Ele já fez Compostela por duas vezes e estima que lá gastaria em média 40 euros (cerca de R$ 250) por dia mais o preço da viagem internacional. Em Caravaggio, acredita que, com R$ 150, é possível pagar alimentação e hospedagem, que são em pontos credenciados, muitas vezes em casas de família adaptadas para receber pessoas, pousadas e hotéis. Galafassi calcula que pelo menos 1,2 mil pessoas passaram neste ano pelo caminho, que é autoguiado.
Outra atração no Rio Grande do Sul é o Caminho das Missões, que foi criado por uma agência de turismo e que parou de organizar os grupos durante boa parte da pandemia, por segurança. A guia de turismo Estelamaris Dezordi, 49 anos, relata que apenas pessoas de forma individual faziam o percurso autoguiado.
As atividades em grupo retomaram em setembro, no percurso do lado brasileiro, com 325km, e feito em 14 dias entre São Borja e Santo Ângelo, que revisitam períodos da história dos Sete Povos das Missões e dos ex-presidentes do Brasil Getúlio Vargas e João Goulart.

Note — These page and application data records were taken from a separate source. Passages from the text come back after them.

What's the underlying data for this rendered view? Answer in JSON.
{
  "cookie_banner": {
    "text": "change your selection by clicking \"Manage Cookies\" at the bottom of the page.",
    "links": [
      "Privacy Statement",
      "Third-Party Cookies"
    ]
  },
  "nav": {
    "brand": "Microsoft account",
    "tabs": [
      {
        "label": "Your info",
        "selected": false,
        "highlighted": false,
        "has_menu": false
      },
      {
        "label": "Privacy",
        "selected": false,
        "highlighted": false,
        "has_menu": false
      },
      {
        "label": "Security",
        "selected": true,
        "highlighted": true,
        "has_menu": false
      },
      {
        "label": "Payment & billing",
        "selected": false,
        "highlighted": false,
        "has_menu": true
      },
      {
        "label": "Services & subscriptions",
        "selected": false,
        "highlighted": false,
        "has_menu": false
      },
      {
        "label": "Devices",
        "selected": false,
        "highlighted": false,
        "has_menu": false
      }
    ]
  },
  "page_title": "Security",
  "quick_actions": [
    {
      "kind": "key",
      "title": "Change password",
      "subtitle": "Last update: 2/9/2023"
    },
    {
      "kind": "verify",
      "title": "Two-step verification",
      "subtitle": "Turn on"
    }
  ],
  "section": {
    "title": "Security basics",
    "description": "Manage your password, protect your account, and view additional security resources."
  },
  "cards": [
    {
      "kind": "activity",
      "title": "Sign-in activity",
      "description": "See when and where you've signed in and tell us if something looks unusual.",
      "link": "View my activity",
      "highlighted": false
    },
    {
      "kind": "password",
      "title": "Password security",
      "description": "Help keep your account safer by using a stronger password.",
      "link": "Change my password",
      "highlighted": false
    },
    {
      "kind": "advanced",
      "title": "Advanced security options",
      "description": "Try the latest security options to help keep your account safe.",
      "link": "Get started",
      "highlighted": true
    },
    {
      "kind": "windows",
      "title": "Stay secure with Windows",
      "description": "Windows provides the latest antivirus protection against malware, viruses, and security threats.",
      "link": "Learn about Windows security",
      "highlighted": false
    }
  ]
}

A operadora também faz um caminho internacional de 750km em 30 dias, englobando Brasil, Argentina e Paraguai, o Camino de Las Misiones, uma parceria de agências dos três países.
— Estamos monitorando a abertura das fronteiras para retomar o caminho internacional, se possível em janeiro de 2022, pois há centenas de pessoas interessadas que entram em contato conosco — relata o sócio da Operadora Caminho das Missões José Roberto de Oliveira, 62 anos.